Os relatos são perturbadores. Amarrados no chão, com papéis enfiados na boca, sacos na cabeça ou presos pelos pés, enquanto eram espancados. Embora alguns dos responsáveis pela tortura tenham sido identificados, não houve lugar a investigações nem julgamentos.
Já em setembro deste ano, o ativista Joaquín Elo Ayeto, membro do partido Convergencia para la Democracia Social, foi detido em casa, em Malabo. Depois, acabou pendurado pelas mãos e espancado por agentes da polícia que tentavam obter a sua confissão pelo alegado envolvimento num plano para matar Obiang.
Outros prisioneiros relataram métodos de tortura com choques elétricos, pedras pesadas sobre as costas ou asfixia.

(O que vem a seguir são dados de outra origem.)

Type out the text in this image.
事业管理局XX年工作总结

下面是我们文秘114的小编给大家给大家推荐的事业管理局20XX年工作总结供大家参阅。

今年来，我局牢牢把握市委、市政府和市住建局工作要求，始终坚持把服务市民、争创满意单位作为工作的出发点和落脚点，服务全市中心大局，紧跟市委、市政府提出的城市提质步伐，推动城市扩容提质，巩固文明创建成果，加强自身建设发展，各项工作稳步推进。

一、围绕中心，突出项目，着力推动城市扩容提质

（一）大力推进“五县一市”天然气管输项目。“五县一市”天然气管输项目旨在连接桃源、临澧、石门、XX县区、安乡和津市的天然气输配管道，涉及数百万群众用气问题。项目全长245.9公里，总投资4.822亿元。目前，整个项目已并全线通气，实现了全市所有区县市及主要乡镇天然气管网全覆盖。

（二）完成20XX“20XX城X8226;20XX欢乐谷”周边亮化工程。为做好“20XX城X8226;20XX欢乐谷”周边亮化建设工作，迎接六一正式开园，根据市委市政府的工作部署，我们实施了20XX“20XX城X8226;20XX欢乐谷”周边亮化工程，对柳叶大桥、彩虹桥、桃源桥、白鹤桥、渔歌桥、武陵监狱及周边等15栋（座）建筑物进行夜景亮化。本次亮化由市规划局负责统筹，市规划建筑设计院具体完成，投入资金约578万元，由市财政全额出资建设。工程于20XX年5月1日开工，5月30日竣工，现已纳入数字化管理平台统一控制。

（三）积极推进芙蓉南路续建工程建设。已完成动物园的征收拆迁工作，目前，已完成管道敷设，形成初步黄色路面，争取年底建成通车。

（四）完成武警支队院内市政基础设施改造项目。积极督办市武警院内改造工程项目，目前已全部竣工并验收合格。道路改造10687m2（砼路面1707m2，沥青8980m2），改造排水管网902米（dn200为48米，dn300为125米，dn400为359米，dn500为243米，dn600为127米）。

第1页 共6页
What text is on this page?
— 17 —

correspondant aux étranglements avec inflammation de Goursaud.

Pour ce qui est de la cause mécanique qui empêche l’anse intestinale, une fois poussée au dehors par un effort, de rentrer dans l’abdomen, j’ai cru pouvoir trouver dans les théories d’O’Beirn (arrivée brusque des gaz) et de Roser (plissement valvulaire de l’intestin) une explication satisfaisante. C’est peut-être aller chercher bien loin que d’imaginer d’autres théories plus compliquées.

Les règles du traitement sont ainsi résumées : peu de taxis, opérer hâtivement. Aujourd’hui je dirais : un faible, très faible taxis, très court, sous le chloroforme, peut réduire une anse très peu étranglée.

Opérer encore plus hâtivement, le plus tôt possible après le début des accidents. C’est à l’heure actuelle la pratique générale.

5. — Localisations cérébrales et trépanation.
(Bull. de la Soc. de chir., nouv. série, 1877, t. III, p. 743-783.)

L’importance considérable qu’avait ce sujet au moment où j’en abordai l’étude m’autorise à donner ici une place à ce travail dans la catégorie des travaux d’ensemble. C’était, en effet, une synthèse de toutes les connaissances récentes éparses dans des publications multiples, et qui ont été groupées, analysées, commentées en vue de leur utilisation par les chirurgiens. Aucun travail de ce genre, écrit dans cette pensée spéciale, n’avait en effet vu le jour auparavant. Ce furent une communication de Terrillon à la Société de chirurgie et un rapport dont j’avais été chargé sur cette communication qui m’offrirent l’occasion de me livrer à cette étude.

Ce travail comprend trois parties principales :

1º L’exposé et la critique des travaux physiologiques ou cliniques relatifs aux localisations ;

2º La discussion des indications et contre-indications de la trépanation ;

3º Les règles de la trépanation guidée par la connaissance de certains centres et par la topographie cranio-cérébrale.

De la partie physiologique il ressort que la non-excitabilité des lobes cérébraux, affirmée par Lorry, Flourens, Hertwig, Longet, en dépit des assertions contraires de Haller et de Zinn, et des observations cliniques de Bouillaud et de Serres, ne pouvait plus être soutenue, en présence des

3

“O amordaçar de dissidentes pelo presidente Obiang teve um efeito devastador e assustador sobre os defensores dos direitos humanos, jornalistas e ativistas políticos. Têm sido, persistentemente, visados apenas pelo exercício do direito à liberdade de expressão, reunião pacífica e associação”

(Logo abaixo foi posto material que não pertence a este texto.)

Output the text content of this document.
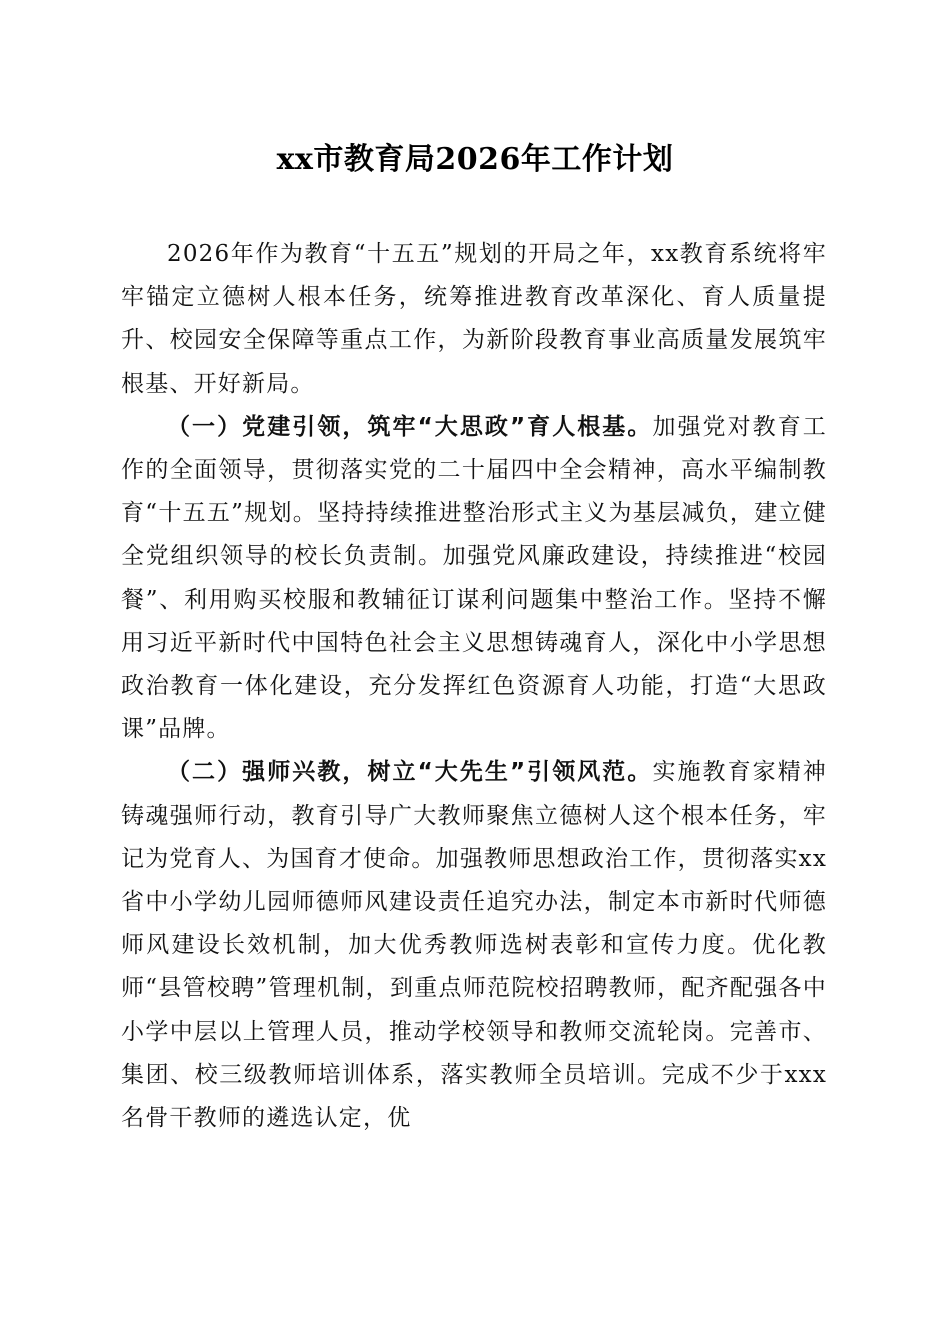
xx市教育局2026年工作计划

2026年作为教育“十五五”规划的开局之年，xx教育系统将牢牢锚定立德树人根本任务，统筹推进教育改革深化、育人质量提升、校园安全保障等重点工作，为新阶段教育事业高质量发展筑牢根基、开好新局。

（一）党建引领，筑牢“大思政”育人根基。加强党对教育工作的全面领导，贯彻落实党的二十届四中全会精神，高水平编制教育“十五五”规划。坚持持续推进整治形式主义为基层减负，建立健全党组织领导的校长负责制。加强党风廉政建设，持续推进“校园餐”、利用购买校服和教辅征订谋利问题集中整治工作。坚持不懈用习近平新时代中国特色社会主义思想铸魂育人，深化中小学思想政治教育一体化建设，充分发挥红色资源育人功能，打造“大思政课”品牌。

（二）强师兴教，树立“大先生”引领风范。实施教育家精神铸魂强师行动，教育引导广大教师聚焦立德树人这个根本任务，牢记为党育人、为国育才使命。加强教师思想政治工作，贯彻落实xx省中小学幼儿园师德师风建设责任追究办法，制定本市新时代师德师风建设长效机制，加大优秀教师选树表彰和宣传力度。优化教师“县管校聘”管理机制，到重点师范院校招聘教师，配齐配强各中小学中层以上管理人员，推动学校领导和教师交流轮岗。完善市、集团、校三级教师培训体系，落实教师全员培训。完成不少于xxx名骨干教师的遴选认定，优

Marta Colomer, responsável de campanhas da Amnistia Internacional para a África Ocidental
A minoria étnica Bubi também denunciou ter sido visada pelas autoridades, em 1998, quando estas procuravam extrair confissões após um conjunto de ataques a quartéis militares que provocaram a morte a três soldados e a vários civis. A Amnistia Internacional documentou interrogatórios em que as pessoas foram suspensas com as mãos e os pés amarrados. As represálias também incluíram pontapés, socos e orelhas cortadas com lâminas de barbear ou baionetas. As mulheres foram humilhadas, publicamente, no pátio da esquadra de Malabo e forçadas a nadar sem roupa na lama. Há ainda registo de abusos sexuais e, pelo menos, seis vítimas mortais que sucumbiram à violência e maus-tratos.
Execuções extrajudiciais
As execuções de Obiang começaram no mês seguinte ao golpe de Estado que o conduziu ao poder. Foram proferidas sentenças de morte a sete homens, incluindo ao ex-presidente Francisco Masie Nguema. Menos de cinco horas depois, um pelotão de fuzilamento cumpriu a ordem.

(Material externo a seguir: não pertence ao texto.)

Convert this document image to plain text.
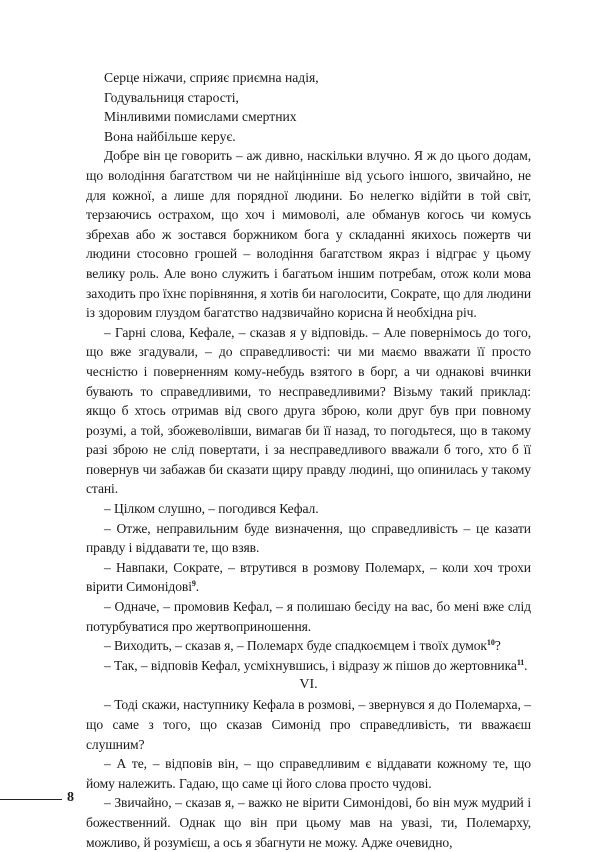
Серце ніжачи, сприяє приємна надія,

Годувальниця старості,

Мінливими помислами смертних

Вона найбільше керує.

Добре він це говорить – аж дивно, наскільки влучно. Я ж до цього додам, що володіння багатством чи не найцінніше від усього іншого, звичайно, не для кожної, а лише для порядної людини. Бо нелегко відійти в той світ, терзаючись острахом, що хоч і мимоволі, але обманув когось чи комусь збрехав або ж зостався боржником бога у складанні якихось пожертв чи людини стосовно грошей – володіння багатством якраз і відграє у цьому велику роль. Але воно служить і багатьом іншим потребам, отож коли мова заходить про їхнє порівняння, я хотів би наголосити, Сократе, що для людини із здоровим глуздом багатство надзвичайно корисна й необхідна річ.

– Гарні слова, Кефале, – сказав я у відповідь. – Але повернімось до того, що вже згадували, – до справедливості: чи ми маємо вважати її просто чесністю і поверненням кому-небудь взятого в борг, а чи однакові вчинки бувають то справедливими, то несправедливими? Візьму такий приклад: якщо б хтось отримав від свого друга зброю, коли друг був при повному розумі, а той, збожеволівши, вимагав би її назад, то погодьтеся, що в такому разі зброю не слід повертати, і за несправедливого вважали б того, хто б її повернув чи забажав би сказати щиру правду людині, що опинилась у такому стані.

– Цілком слушно, – погодився Кефал.

– Отже, неправильним буде визначення, що справедливість – це казати правду і віддавати те, що взяв.

– Навпаки, Сократе, – втрутився в розмову Полемарх, – коли хоч трохи вірити Симонідові$^9$.

– Одначе, – промовив Кефал, – я полишаю бесіду на вас, бо мені вже слід потурбуватися про жертвоприношення.

– Виходить, – сказав я, – Полемарх буде спадкоємцем і твоїх думок$^{10}$?

– Так, – відповів Кефал, усміхнувшись, і відразу ж пішов до жертовника$^{11}$.

VI.

– Тоді скажи, наступнику Кефала в розмові, – звернувся я до Полемарха, – що саме з того, що сказав Симонід про справедливість, ти вважаєш слушним?

– А те, – відповів він, – що справедливим є віддавати кожному те, що йому належить. Гадаю, що саме ці його слова просто чудові.

– Звичайно, – сказав я, – важко не вірити Симонідові, бо він муж мудрий і божественний. Однак що він при цьому мав на увазі, ти, Полемарху, можливо, й розумієш, а ось я збагнути не можу. Адже очевидно,

8
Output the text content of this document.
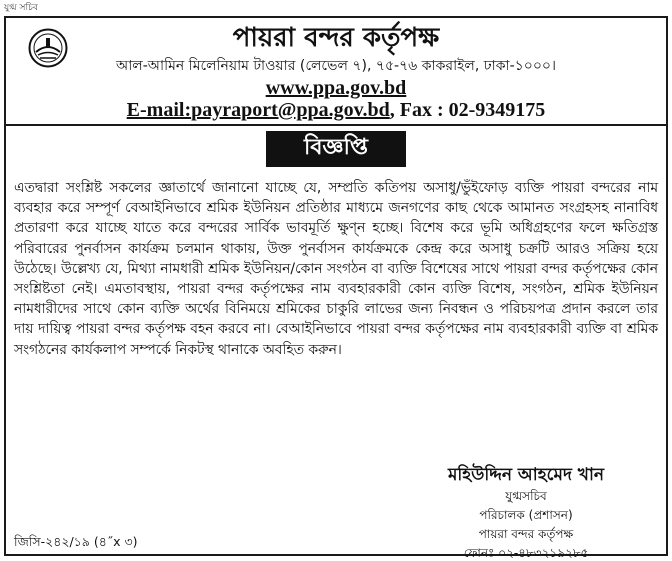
যুগ্ম সচিব
পায়রা বন্দর কর্তৃপক্ষ
আল-আমিন মিলেনিয়াম টাওয়ার (লেভেল ৭), ৭৫-৭৬ কাকরাইল, ঢাকা-১০০০।
www.ppa.gov.bd
E-mail:payraport@ppa.gov.bd, Fax : 02-9349175
বিজ্ঞপ্তি

এতদ্বারা সংশ্লিষ্ট সকলের জ্ঞাতার্থে জানানো যাচ্ছে যে, সম্প্রতি কতিপয় অসাধু/ভুঁইফোড় ব্যক্তি পায়রা বন্দরের নাম ব্যবহার করে সম্পূর্ণ বেআইনিভাবে শ্রমিক ইউনিয়ন প্রতিষ্ঠার মাধ্যমে জনগণের কাছ থেকে আমানত সংগ্রহসহ নানাবিধ প্রতারণা করে যাচ্ছে যাতে করে বন্দরের সার্বিক ভাবমূর্তি ক্ষুণ্ন হচ্ছে। বিশেষ করে ভূমি অধিগ্রহণের ফলে ক্ষতিগ্রস্ত পরিবারের পুনর্বাসন কার্যক্রম চলমান থাকায়, উক্ত পুনর্বাসন কার্যক্রমকে কেন্দ্র করে অসাধু চক্রটি আরও সক্রিয় হয়ে উঠেছে। উল্লেখ্য যে, মিথ্যা নামধারী শ্রমিক ইউনিয়ন/কোন সংগঠন বা ব্যক্তি বিশেষের সাথে পায়রা বন্দর কর্তৃপক্ষের কোন সংশ্লিষ্টতা নেই। এমতাবস্থায়, পায়রা বন্দর কর্তৃপক্ষের নাম ব্যবহারকারী কোন ব্যক্তি বিশেষ, সংগঠন, শ্রমিক ইউনিয়ন নামধারীদের সাথে কোন ব্যক্তি অর্থের বিনিময়ে শ্রমিকের চাকুরি লাভের জন্য নিবন্ধন ও পরিচয়পত্র প্রদান করলে তার দায় দায়িত্ব পায়রা বন্দর কর্তৃপক্ষ বহন করবে না। বেআইনিভাবে পায়রা বন্দর কর্তৃপক্ষের নাম ব্যবহারকারী ব্যক্তি বা শ্রমিক সংগঠনের কার্যকলাপ সম্পর্কে নিকটস্থ থানাকে অবহিত করুন।

মহিউদ্দিন আহমেদ খান
যুগ্মসচিব
পরিচালক (প্রশাসন)
পায়রা বন্দর কর্তৃপক্ষ
ফোনঃ ০২-৪৮৩২১৯২৮৫
জিসি-২৪২/১৯ (৪˝x ৩)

Em maio de 2012, o dissidente Blas Engó foi baleado a curta distância, por um soldado, quando tentava fugir da prisão de Bata com outros 46 condenados. No mesmo mês, um oficial do exército matou Oumar Koné, um cidadão do Mali, por este se recusar a pagar um suborno. Em janeiro de 2014, nove homens condenados por homicídio foram executados, 13 dias antes de ter sido estabelecida uma moratória temporária sobre a pena de morte.
Nem as crianças escapam
O futebol costuma ser um momento de festa, mas a edição de 2015 da Taça das Nações Africanas, que teve lugar na Guiné Equatorial, ficou marcada pela detenção arbitrária de 300 jovens, entre os quais menores de idade. A maioria foi retirada das suas casas, pela calada da noite, ou capturada em ruas bem distantes dos estádios de futebol.
O destino de todos foi a Esquadra Central de Malabo, onde cada um recebeu 20 a 30 chicotadas. Além disso, foram atirados para celas sobrelotadas e com pouca ventilação, ocupadas por adultos. A libertação de muitos chegou depois de as famílias pagarem subornos a polícias. Ainda assim, tiveram de comparecer em tribunal, mas nenhuma acusação foi formalizada.
Independência judicial questionável
As quatro décadas de Obiang no poder também ficaram marcadas pela falta de independência da justiça. Um dos casos mais recentes levou à condenação de 112 pessoas, durante um julgamento em massa, na cidade de Bata, após uma alegada tentativa de golpe de Estado, ocorrida em dezembro de 2017. A defesa invocou irregularidades processuais na decisão, mas sem qualquer tipo de sucesso. Já este ano, foi emitida uma ordem judicial para a libertação imediata de Bertin Koovi, um opositor político e ativista do Benin, que continua detido em Bata.
“O amordaçar de dissidentes pelo presidente Obiang teve um efeito devastador e assustador sobre os defensores dos direitos humanos, jornalistas e ativistas políticos. Têm sido, persistentemente, visados apenas pelo exercício do direito à liberdade de expressão, reunião pacífica e associação”, nota Marta Colomer. A Amnistia Internacional exige que o presidente da Guiné Equatorial inaugure “uma nova era em que os direitos humanos são, total e efetivamente, respeitados, protegidos, promovidos e cumpridos”.